Seeking Freedom from Comparisons 

Anna Dunikoski // Tales From the Trenches


July 14  

Judging, anxious comparisons, prideful comparisons, criticizing another’s parenting, envying a friend’s family…ugh. These are behaviors I struggle with – behaviors I hate. Like St. Paul in Romans 7:15, “I do not do what I want, but I do the very thing I hate.” This is a common struggle that can take a serious toll on our mental and spiritual health. When we work so hard and care so desperately about how we or our kids are doing, it’s a tall order for us not to compare or judge, but sidestepping these ugly adversaries is exactly what we are called to do.

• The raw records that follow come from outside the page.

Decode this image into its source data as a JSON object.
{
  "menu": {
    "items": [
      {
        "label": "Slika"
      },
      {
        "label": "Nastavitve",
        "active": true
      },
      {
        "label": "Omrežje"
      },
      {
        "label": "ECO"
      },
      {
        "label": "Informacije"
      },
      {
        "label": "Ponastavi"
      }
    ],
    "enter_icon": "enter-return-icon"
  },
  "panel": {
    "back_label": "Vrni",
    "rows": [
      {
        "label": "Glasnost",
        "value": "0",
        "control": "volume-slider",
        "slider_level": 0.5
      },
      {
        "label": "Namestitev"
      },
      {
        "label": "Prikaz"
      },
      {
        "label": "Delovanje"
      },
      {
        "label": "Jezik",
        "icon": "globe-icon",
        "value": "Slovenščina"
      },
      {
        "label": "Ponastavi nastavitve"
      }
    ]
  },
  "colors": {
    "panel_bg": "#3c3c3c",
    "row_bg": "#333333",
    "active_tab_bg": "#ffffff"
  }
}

Sadly, I have recently become aware of just how often comparisons or judgements run through my mind: “That girl is laughing and talking to her mom so much. Why don’t my kids talk to me? Look at how well he plays the piano—we really should have made our kids practice more. Her kids go to daily Mass with her? My kids are not spiritual enough…” It can seem like a constant string of analyzing, fault-finding, and assigning blame, and these routines lead to anxiety, sadness, and depression. They are also completely irrational.

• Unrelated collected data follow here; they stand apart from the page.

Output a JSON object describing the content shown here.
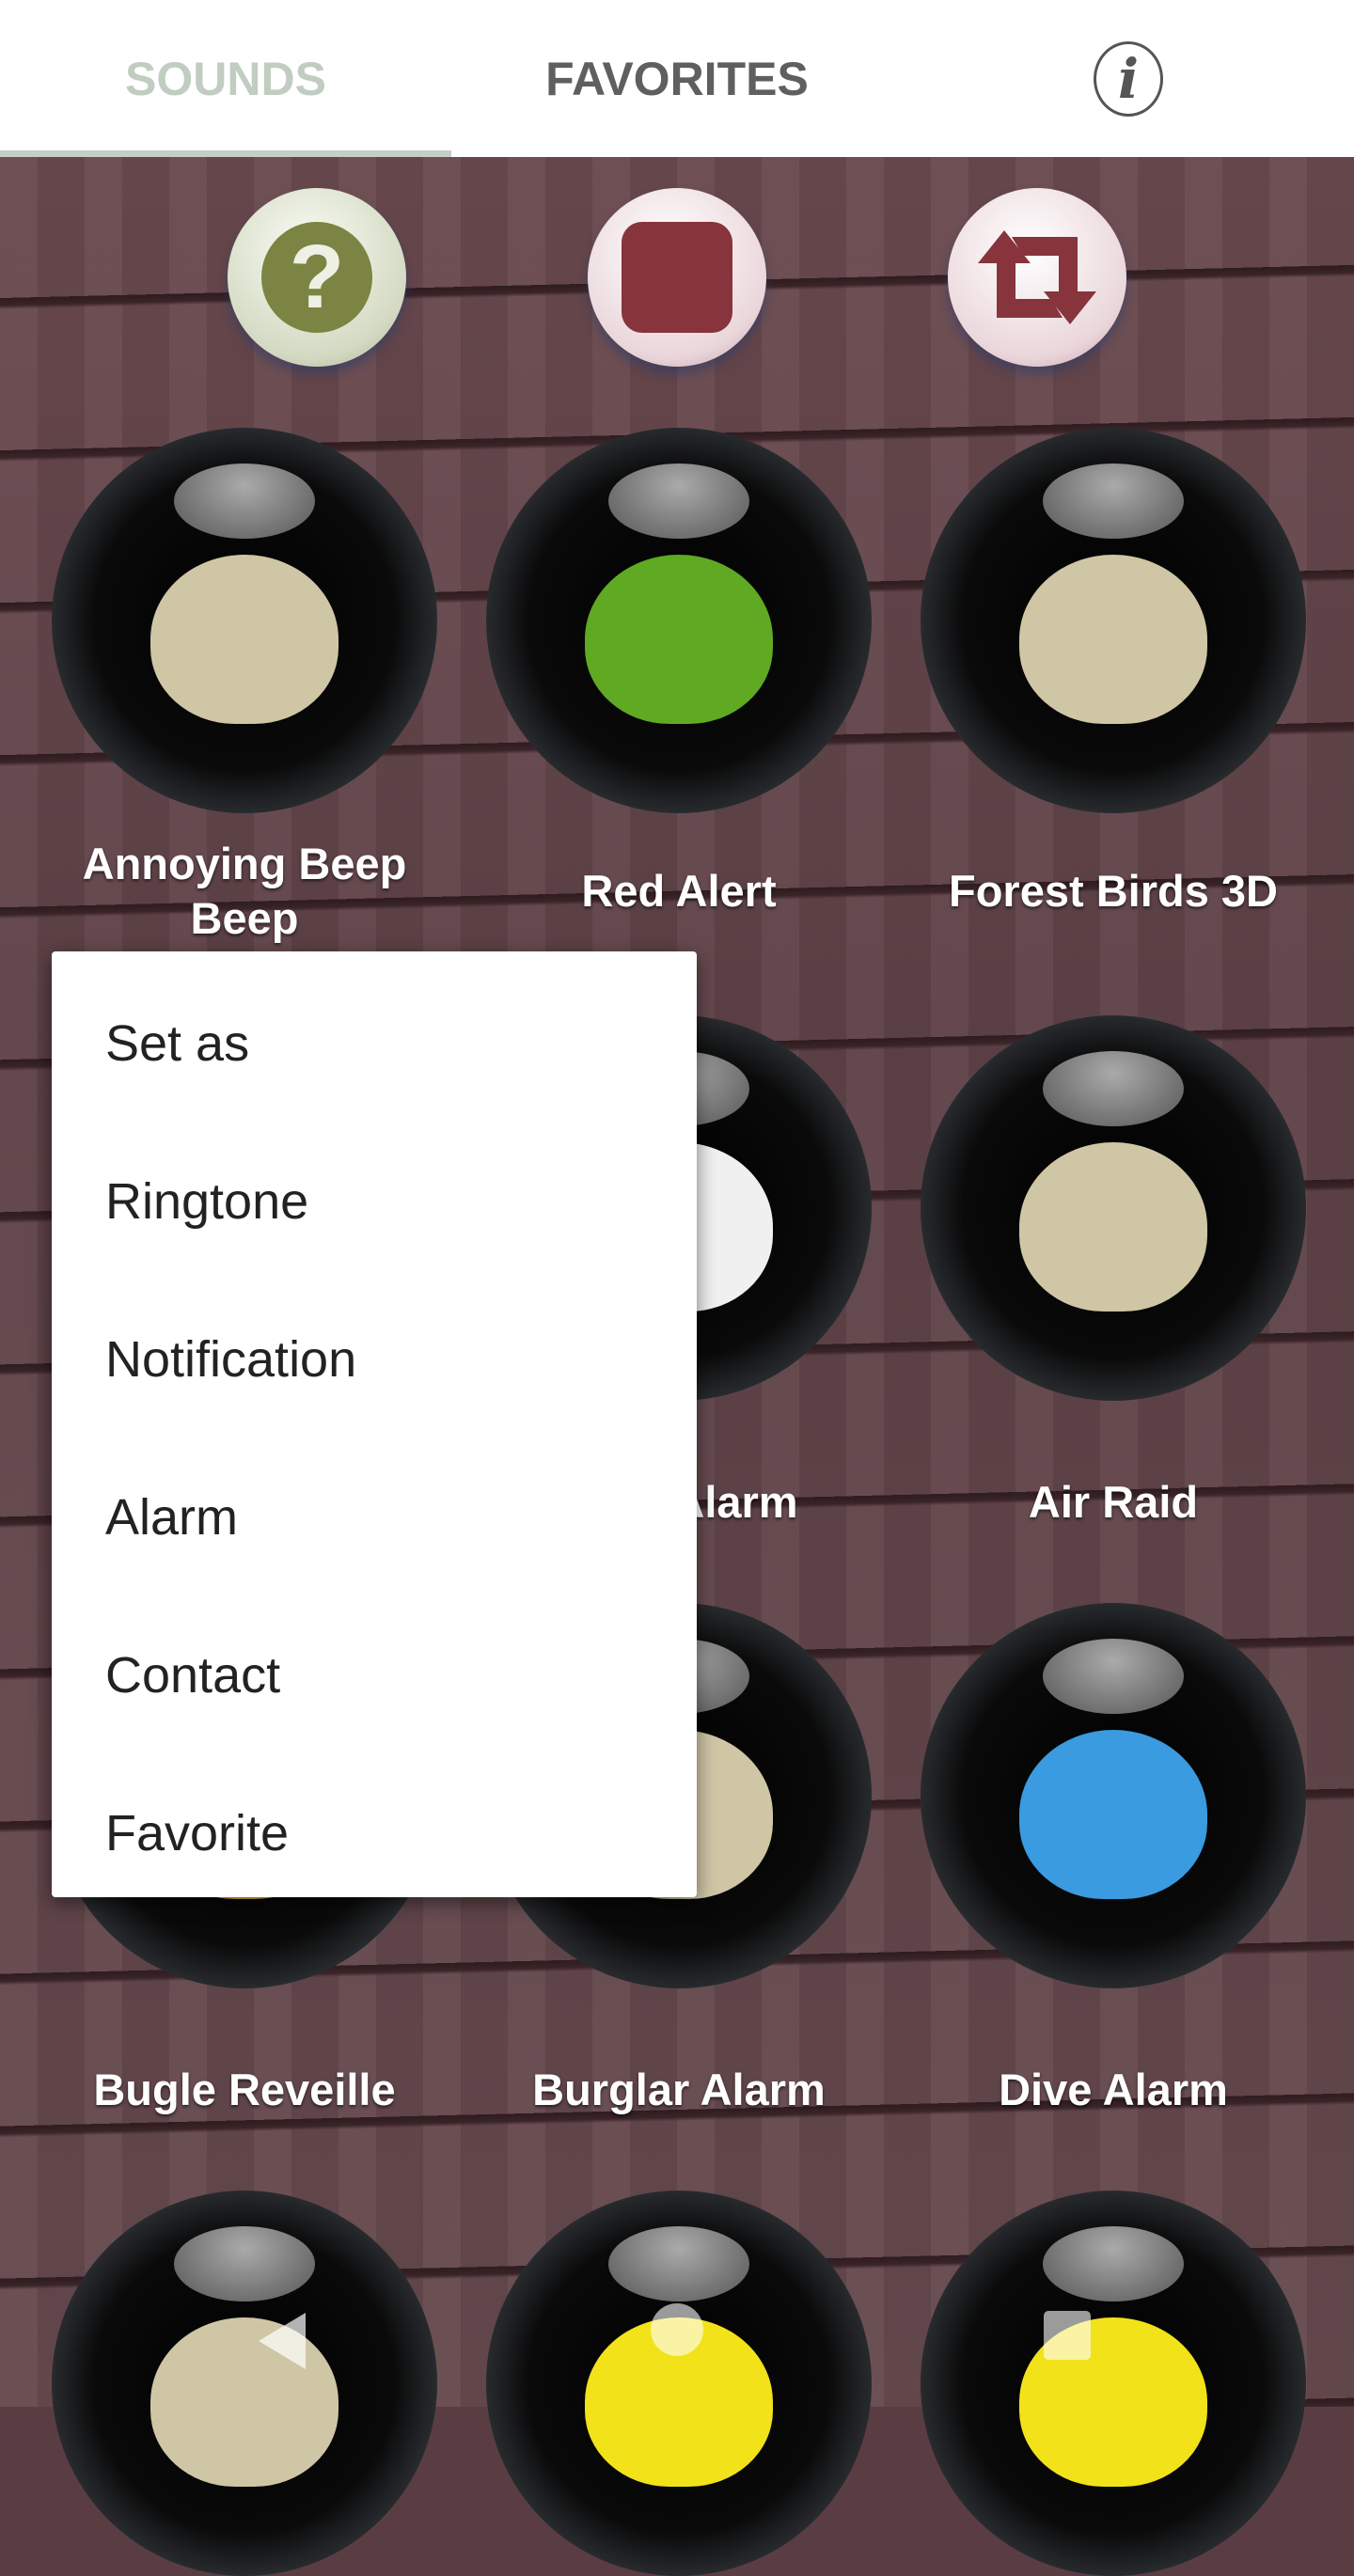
{
  "tabs": {
    "sounds": "SOUNDS",
    "favorites": "FAVORITES",
    "info_icon": "info-icon",
    "active": "SOUNDS"
  },
  "controls": [
    {
      "icon": "help-icon"
    },
    {
      "icon": "stop-icon"
    },
    {
      "icon": "repeat-icon"
    }
  ],
  "sounds": [
    {
      "label": "Annoying Beep Beep",
      "face": "#cfc6a6"
    },
    {
      "label": "Red Alert",
      "face": "#5faa22"
    },
    {
      "label": "Forest Birds 3D",
      "face": "#cfc6a6"
    },
    {
      "label": "",
      "face": "#cfc6a6"
    },
    {
      "label": "Alarm",
      "face": "#f0f0f0"
    },
    {
      "label": "Air Raid",
      "face": "#cfc6a6"
    },
    {
      "label": "Bugle Reveille",
      "face": "#e0b030"
    },
    {
      "label": "Burglar Alarm",
      "face": "#cfc6a6"
    },
    {
      "label": "Dive Alarm",
      "face": "#3a9be0"
    },
    {
      "label": "",
      "face": "#cfc6a6"
    },
    {
      "label": "",
      "face": "#f2e21a"
    },
    {
      "label": "",
      "face": "#f2e21a"
    }
  ],
  "context_menu": {
    "title": "Set as",
    "items": [
      "Ringtone",
      "Notification",
      "Alarm",
      "Contact",
      "Favorite"
    ]
  },
  "navbar": {
    "back": "back-icon",
    "home": "home-icon",
    "recents": "recents-icon"
  }
}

It can never be known how much a child’s personality is due to parenting or innate character. In the same way, it can also never be known how much our own parenting is affected by variables such as our own inborn nature, upbringing, marriage, education, finances, and so on. Even when we can clearly identify “good” or “bad” parenting, it is still impossible to account for the ways in which that parent has been helped, or hindered, by that same list of endless variables. What does this all add up to? That we can’t judge!  We might as well try to compare the results of a calculus test, a kindergarten phonics test, and a test for strep-throat! In fact, judging by appearances is so impossible, that the prophet Isiah said even the coming Savior “will not judge by what His eyes see, Nor make a decision by what His ears hear” (Is 11:3). If Jesus doesn’t judge by what he sees or hears, should we?

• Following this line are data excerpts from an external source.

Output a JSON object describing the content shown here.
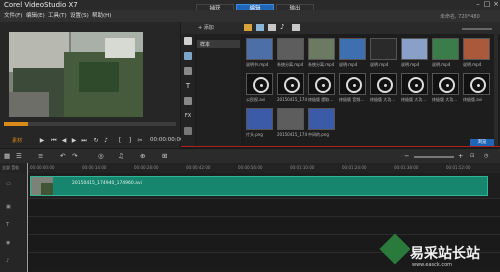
{
  "app": {
    "title": "Corel VideoStudio X7"
  },
  "steps": [
    "捕获",
    "编辑",
    "输出"
  ],
  "menu": [
    "文件(F)",
    "编辑(E)",
    "工具(T)",
    "设置(S)",
    "帮助(H)"
  ],
  "right_info": "未命名, 720*480",
  "player": {
    "timecode": "00:00:00:00",
    "mode_label": "素材"
  },
  "library": {
    "add_label": "+ 添加",
    "list_item": "样本",
    "browse_label": "浏览"
  },
  "thumbnails": [
    {
      "label": "说明书.mp4",
      "icon": "film-thumb"
    },
    {
      "label": "系统分离.mp4",
      "icon": "film-thumb"
    },
    {
      "label": "系统分离.mp4",
      "icon": "film-thumb"
    },
    {
      "label": "说明.mp4",
      "icon": "film-thumb"
    },
    {
      "label": "说明.mp4",
      "icon": "film-thumb"
    },
    {
      "label": "说明.mp4",
      "icon": "film-thumb"
    },
    {
      "label": "说明.mp4",
      "icon": "film-thumb"
    },
    {
      "label": "说明.mp4",
      "icon": "film-thumb"
    },
    {
      "label": "公民权.avi",
      "icon": "disc-thumb"
    },
    {
      "label": "20150415_174...",
      "icon": "disc-thumb"
    },
    {
      "label": "终极版 提取...",
      "icon": "disc-thumb"
    },
    {
      "label": "终极版 音频...",
      "icon": "disc-thumb"
    },
    {
      "label": "终极版 大功...",
      "icon": "disc-thumb"
    },
    {
      "label": "终极版 大功...",
      "icon": "disc-thumb"
    },
    {
      "label": "终极版 大功...",
      "icon": "disc-thumb"
    },
    {
      "label": "终极版.avi",
      "icon": "disc-thumb"
    },
    {
      "label": "片头.png",
      "icon": "image-thumb"
    },
    {
      "label": "20150415_174...",
      "icon": "film-thumb"
    },
    {
      "label": "中间的.png",
      "icon": "image-thumb"
    }
  ],
  "timeline": {
    "ruler_ticks": [
      "00:00:00:00",
      "00:00:14:00",
      "00:00:28:00",
      "00:00:42:00",
      "00:00:56:00",
      "00:01:10:00",
      "00:01:24:00",
      "00:01:38:00",
      "00:01:52:00"
    ],
    "clip_label": "20150415_174940_174960.avi",
    "track_head_label": "全部 音轨"
  },
  "watermark": {
    "text": "易采站长站",
    "sub": "www.easck.com"
  },
  "colors": {
    "accent": "#1f66b8",
    "clip": "#17866f",
    "scrub": "#d98b1a",
    "marker": "#b32020"
  }
}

Despite its irrationality, comparing and judging can be habitual and really hard to resist, but wherever it exists, we hurt one another and ourselves. For my part, I am increasingly determined to fight against these harmful temptations. In order to do so, I think it must be key to acknowledge how little I am in control of how my kids or family “ends up.” I can’t control the outcome of things, but I can try to serve God and my family with a pure heart in the present moments of each day. This is what I can control and am responsible for. And then, when the inevitable occurs and I am tempted to judge or compare, I pray I am given the grace to realize right away what I am doing, to acknowledge that only God can know the credit or blame any of us are due…and stop.

Free us Lord, I pray, from ways that are not your own.



Proclaim the Genius & Share!
  • Yes! We only bring grief when we compare and or judge. Being happy in the beauty and in the pain means we are fully human. We struggle in a beautifully created yet sinful world. We are a daily ebb and flow of positive and negative experiences. We get to control our responses to them. It’s hard enough for me to control my own self and I have learned to stop trying to control others. Be an example – yes. Love and encourage – yes! Pray and grow – yes! Compare and/or judge – does not serve me so that’s a no – a good no that yields a positive – YES!!! I wish you all the best and send my love ❤️

  • Anna, this is a great observation in this time of sheltering, when staying in also means looking inward–and not always to positive effect! We must of course, recognize our faults, and try harder, always try harder, but be kind to ourselves as well. Your post helped me immensely today! Thank you!

  • Thank you for insights coming from your self-reflection. We could all benefit from watching ourselves and guarding against judgment!

  • Anna this is outstanding – what a great look into the constant flow of comparisons we as women face. I love your honesty as well as your beautiful wisdom on this topic. I love how you wrote, “I can’t control the outcome of things, but I can try to serve God and my family with a pure heart in the present moments of each day.” I have truly struggled with the fact that I am completely dependent on God intervening. My children are SO different and I’ve learned to trust that God will meet them in their own unique needs! I always look forward to your posts and your ability to dig deep into things that we all can relate to as Kingdom seeking mamas!!